Lenin, then in exile, was furious. He saw the massive changes that were taking place: 'The working class has received a momentous lesson in civil war.

'The revolutionary education of the proletariat made more progress in one day than it could have made in months and years of drab, humdrum, wretched existence.'

The Bolsheviks must catch up with a working class that, in the period of mass strikes, was 'instinctively, spontaneously' moving towards the party.

Lenin appealed 'over the heads' of the committeemen to the rank and file Bolsheviks, who he felt were more in touch with the new mood.

He saw that the Bolsheviks would either catch up or become an irrelevance. Lenin argued for the co‑option of large numbers of workers onto the committees and the mass recruitment of activists.

He said, 'All we have to do is to recruit young people more widely and boldly... without fearing them.

'The youth – the students, and still more so the young workers – will decide the issue of the whole struggle. We must, with desperate speed, unite all people with revolutionary initiative and set them to work.'

Although he faced considerable resistance at first, Lenin successfully reoriented the Bolsheviks.

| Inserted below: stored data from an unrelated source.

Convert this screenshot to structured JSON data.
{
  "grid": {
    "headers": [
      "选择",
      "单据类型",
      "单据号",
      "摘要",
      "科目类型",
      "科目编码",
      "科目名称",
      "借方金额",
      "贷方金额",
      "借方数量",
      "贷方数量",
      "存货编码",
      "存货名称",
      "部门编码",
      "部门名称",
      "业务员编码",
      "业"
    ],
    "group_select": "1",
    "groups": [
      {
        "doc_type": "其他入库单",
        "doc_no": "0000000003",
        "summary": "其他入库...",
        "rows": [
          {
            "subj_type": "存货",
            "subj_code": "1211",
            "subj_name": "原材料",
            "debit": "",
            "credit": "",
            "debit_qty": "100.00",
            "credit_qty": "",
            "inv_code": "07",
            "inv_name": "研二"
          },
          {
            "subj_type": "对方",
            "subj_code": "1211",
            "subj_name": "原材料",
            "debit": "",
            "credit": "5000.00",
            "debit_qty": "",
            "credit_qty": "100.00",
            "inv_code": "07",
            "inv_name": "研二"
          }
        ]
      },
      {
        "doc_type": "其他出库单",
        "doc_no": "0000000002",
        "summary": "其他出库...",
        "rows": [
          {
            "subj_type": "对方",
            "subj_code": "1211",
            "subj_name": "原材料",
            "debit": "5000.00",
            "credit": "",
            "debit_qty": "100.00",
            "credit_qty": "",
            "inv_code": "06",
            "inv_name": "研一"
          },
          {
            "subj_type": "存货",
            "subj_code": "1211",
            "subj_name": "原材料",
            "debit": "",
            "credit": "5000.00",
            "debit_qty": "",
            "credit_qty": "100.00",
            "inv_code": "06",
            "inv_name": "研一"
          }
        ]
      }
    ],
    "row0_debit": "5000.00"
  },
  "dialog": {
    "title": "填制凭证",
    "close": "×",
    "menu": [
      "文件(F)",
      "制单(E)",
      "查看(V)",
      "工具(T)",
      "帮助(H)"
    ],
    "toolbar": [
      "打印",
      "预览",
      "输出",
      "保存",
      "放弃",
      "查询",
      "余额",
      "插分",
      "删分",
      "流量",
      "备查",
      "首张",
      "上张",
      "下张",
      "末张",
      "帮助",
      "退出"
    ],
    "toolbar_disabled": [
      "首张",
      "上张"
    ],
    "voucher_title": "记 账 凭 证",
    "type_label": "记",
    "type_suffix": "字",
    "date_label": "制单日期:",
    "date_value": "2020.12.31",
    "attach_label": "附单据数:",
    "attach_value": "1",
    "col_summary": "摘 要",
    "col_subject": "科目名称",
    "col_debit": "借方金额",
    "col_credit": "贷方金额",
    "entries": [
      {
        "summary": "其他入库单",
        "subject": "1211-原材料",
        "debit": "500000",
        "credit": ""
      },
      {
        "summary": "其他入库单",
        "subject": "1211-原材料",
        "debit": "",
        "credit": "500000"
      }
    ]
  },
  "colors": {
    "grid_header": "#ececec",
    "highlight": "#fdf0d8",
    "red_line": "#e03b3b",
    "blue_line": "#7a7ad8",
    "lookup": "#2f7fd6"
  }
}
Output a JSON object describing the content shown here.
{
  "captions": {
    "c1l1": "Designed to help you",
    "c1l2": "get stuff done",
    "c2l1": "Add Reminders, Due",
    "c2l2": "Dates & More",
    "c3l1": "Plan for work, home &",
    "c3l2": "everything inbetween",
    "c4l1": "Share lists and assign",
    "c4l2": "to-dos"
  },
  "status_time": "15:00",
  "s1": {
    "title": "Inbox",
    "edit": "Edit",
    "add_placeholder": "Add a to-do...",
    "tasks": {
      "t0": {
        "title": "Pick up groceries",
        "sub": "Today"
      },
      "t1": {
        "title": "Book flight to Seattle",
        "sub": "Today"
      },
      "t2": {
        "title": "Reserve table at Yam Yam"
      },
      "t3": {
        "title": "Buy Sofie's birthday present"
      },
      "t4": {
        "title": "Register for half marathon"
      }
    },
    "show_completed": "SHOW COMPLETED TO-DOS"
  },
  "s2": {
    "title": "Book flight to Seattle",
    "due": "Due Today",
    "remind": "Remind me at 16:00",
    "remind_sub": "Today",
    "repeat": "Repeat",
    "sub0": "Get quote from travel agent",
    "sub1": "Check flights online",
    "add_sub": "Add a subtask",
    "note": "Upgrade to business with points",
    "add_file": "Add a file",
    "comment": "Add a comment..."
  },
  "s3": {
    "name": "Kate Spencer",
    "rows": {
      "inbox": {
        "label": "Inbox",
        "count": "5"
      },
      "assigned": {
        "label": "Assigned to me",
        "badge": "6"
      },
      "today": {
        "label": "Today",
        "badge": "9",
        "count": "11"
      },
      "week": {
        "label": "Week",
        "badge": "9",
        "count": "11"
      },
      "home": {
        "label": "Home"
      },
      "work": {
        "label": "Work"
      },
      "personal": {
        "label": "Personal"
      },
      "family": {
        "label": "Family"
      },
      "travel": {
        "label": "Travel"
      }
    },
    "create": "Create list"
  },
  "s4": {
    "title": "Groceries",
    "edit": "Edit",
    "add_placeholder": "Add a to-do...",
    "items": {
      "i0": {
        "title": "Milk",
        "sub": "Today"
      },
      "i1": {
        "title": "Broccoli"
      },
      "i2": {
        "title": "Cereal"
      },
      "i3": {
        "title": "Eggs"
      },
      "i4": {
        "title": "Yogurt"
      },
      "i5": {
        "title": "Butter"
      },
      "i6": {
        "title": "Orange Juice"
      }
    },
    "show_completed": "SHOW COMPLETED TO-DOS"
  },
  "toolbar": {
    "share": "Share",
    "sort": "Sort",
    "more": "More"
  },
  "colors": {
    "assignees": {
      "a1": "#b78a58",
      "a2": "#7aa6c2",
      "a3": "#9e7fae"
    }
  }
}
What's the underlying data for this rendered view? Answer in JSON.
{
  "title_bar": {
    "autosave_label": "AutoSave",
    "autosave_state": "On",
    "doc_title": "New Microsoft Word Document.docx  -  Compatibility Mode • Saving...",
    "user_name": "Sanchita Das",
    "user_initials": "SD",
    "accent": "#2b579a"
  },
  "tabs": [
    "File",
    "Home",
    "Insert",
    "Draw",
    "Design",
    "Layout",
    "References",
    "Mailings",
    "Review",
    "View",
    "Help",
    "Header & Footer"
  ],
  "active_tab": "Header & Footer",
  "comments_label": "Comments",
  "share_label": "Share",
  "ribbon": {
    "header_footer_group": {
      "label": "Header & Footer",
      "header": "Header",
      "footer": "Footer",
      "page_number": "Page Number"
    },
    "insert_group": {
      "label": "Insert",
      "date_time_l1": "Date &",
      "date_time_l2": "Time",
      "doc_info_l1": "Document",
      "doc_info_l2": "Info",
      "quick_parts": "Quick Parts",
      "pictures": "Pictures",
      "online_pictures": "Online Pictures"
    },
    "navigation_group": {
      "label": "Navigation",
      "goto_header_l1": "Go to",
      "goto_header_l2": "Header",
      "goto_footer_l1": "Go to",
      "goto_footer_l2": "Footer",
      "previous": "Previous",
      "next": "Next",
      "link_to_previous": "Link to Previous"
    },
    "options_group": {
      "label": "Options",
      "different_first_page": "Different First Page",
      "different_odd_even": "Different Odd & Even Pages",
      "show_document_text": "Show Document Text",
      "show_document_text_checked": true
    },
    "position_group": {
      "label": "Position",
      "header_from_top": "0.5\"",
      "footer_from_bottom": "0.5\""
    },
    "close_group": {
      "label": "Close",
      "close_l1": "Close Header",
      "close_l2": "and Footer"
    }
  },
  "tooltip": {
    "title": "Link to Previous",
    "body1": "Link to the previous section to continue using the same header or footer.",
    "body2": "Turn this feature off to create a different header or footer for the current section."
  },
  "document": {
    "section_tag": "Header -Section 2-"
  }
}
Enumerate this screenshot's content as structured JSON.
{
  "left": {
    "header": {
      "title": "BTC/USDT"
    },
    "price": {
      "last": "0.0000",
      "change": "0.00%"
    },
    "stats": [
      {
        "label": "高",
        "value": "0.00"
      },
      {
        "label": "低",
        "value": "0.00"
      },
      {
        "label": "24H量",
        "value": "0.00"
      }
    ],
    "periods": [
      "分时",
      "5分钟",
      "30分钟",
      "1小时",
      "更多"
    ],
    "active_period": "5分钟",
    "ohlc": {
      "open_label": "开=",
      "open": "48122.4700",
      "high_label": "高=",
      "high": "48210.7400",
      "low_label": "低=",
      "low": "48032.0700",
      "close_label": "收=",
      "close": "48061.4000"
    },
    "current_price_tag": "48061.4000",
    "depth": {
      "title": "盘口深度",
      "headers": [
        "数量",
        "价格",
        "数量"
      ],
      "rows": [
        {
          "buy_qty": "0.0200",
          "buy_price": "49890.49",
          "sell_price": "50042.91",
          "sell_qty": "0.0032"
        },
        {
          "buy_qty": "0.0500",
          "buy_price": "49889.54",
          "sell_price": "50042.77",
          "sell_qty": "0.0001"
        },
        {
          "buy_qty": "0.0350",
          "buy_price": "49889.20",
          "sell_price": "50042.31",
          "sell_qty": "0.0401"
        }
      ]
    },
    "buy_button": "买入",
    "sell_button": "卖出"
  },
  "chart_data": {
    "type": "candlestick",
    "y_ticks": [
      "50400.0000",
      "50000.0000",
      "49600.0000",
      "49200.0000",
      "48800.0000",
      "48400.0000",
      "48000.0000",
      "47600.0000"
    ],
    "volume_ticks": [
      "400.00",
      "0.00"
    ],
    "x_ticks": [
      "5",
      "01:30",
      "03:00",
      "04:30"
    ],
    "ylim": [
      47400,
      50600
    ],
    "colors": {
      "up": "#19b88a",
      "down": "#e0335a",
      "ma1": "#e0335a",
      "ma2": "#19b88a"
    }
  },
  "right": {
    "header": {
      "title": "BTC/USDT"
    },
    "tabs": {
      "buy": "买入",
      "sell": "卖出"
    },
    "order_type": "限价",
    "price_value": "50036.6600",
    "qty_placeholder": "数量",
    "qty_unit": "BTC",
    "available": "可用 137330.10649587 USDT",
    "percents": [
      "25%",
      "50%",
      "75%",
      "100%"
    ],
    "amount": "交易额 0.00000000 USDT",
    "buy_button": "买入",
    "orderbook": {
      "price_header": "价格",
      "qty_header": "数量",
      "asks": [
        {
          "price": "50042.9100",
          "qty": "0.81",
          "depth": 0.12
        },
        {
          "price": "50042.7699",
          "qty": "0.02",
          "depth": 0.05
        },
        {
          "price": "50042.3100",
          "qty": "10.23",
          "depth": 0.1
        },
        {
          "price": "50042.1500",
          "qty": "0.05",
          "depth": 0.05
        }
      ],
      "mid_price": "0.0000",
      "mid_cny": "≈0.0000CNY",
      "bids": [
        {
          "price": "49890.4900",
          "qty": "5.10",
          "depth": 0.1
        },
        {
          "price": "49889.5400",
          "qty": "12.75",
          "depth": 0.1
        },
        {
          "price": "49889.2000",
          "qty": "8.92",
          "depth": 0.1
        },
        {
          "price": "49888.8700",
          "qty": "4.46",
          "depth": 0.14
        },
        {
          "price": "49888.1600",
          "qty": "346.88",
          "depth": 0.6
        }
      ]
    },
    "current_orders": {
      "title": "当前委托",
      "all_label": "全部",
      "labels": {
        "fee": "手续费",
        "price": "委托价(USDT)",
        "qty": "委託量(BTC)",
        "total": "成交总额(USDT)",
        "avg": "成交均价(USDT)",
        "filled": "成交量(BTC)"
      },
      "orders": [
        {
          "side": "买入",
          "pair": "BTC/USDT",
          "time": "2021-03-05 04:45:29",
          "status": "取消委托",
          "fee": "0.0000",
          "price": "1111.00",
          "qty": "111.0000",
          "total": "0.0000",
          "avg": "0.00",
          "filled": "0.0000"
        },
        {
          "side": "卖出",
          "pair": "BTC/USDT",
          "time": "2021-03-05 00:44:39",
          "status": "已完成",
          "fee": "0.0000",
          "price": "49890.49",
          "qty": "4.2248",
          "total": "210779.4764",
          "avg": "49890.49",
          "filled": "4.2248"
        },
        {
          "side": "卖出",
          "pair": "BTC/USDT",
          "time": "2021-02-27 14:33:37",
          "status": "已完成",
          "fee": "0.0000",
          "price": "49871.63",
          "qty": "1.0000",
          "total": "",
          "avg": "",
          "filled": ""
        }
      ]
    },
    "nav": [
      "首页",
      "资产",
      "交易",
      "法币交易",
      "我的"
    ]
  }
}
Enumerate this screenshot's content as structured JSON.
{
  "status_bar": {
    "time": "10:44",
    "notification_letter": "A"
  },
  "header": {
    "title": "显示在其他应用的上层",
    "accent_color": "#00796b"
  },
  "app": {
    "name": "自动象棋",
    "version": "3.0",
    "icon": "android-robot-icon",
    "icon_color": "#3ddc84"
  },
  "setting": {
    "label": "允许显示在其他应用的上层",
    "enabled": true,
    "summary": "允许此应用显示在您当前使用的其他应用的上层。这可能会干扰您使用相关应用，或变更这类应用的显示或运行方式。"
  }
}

Unfortunately, the 1905 revolution was defeated. But the Bolsheviks' tight membership, disciplined structure and unity in action after internal debate meant that they remained a cohesive force despite this.

With the Tsar's victory, thousands of revolutionaries were imprisoned and many of their networks smashed. A change in the objective situation forced a shift in Bolshevik tactics.

At the height of the revolution, the Tsar had offered to hold elections to a duma, or parliament.

Revolutionaries boycotted it as the Tsar's terms were undemocratic and it seemed his state machine would soon be swept away.

But now the movement had been crushed, and every opportunity to raise the profile of socialist politics had to be seized.

At a joint Menshevik-Bolshevik conference in 1907, Lenin was the only Bolshevik to argue for participation in elections.

Many leading Bolsheviks still clung to the idea that revolution was near and that participation in elections was unnecessary. Lenin won his position inside the Bolsheviks.

Working class confidence began to recover from the defeat of 1905. The Bolsheviks threw themselves into 'every sign of life in the proletariat'.

In 1912 they launched the newspaper Pravda to intervene in the movement. It combined revolutionary politics with reports from workers. Its circulation reached 40,000.

In the years 1905-14 the Bolsheviks changed from being a party of mainly intellectuals trying to lead the workers into a party of politically advanced workers with a significant working class audience.